No capítulo II, dispersamo-nos pela história de um casal colonial que habitou o apartamento onde vivem Marivate e Queta. Seguimos essa família até à morte da esposa em Lisboa e seus percalços na metrópole. É excessivo.

Este é, provavelmente, o Ungulani mais comedido—o mais simples, com rasgos repentinos. Menos denso. Para principiantes, embora contos como “Construção” (da época da Charrua) mantenham-se como porta de entrada à sua obra, este romance pode ser um bom começo.
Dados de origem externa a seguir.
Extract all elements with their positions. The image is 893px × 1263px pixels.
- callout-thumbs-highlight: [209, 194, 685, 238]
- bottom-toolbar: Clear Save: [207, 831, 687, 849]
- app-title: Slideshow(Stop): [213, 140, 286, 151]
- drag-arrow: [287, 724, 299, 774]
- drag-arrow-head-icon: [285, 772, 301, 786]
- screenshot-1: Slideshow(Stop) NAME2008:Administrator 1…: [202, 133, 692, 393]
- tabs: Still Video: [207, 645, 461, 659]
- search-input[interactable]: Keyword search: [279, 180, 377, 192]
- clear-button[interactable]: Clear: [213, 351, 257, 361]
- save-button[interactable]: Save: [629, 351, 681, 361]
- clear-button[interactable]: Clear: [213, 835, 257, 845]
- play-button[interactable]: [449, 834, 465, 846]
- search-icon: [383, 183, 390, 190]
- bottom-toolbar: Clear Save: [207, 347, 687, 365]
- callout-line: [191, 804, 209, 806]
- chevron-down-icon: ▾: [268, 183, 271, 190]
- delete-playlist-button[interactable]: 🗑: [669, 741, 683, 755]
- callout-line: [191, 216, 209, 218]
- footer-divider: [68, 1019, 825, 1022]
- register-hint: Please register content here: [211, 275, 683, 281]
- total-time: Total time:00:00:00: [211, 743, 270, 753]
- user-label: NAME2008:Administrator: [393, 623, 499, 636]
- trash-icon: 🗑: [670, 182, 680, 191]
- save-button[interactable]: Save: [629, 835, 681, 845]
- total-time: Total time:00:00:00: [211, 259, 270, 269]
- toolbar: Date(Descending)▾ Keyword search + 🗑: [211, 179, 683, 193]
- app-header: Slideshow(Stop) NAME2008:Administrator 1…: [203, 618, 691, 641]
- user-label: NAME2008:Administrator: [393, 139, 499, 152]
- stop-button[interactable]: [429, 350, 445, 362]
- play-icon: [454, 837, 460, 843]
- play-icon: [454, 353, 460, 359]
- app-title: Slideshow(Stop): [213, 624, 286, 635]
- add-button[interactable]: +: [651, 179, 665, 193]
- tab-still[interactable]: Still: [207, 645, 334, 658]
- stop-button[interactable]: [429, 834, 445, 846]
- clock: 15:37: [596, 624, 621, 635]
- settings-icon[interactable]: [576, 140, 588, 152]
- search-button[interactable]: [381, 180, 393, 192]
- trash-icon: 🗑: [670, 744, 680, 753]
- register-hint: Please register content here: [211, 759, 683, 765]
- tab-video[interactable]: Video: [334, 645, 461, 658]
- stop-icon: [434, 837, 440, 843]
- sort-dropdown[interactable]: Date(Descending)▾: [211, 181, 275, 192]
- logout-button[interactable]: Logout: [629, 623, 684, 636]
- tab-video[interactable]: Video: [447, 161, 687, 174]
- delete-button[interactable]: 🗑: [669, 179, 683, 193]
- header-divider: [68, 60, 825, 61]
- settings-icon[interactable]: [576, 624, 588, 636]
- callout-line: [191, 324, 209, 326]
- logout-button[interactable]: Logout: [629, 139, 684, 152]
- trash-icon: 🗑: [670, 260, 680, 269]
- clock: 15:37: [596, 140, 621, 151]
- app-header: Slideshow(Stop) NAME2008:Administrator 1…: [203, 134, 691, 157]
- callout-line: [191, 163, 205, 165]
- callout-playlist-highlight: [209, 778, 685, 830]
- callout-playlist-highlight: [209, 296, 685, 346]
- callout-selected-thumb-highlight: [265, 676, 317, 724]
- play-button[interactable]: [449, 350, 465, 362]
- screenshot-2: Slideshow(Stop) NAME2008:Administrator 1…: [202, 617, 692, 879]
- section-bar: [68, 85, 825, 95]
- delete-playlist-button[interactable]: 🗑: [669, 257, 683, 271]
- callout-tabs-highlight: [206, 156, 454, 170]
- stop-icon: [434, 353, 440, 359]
Em “Assim não, senhor presidente”, o autor é tão intervencionista quanto em “Entre Memórias Silenciadas”, mas com maior domínio técnico. Transborda indignação com o rumo do seu Moçambique imaginado. Mais do que narrar, reflete sobre a história—como em “Os Sobreviventes da Noite”, com inclinação para a análise.

Inconformado, como nas crónicas “Cartas de Inhaminga”, Ungulani ignora ornamentos para focar nas armadilhas da realidade. Um realismo que lembra o das Relações Internacionais: só o poder importa, e os peões são acessórios.

A realidade que retrata é irónica. Recorda o discurso profético de Ngungunyane em “Ualalapi”, quando o hossi prevê desgraças sem fim para as terras de que foi rei. E o presidente desvairado que abre o livro não deixa de ser um rei louco. Ecoa “O Grande Inquisidor” de “Os Irmãos Karamazov” (Dostoiévski). Será que toda a revolução acaba por criar os seus próprios reis loucos?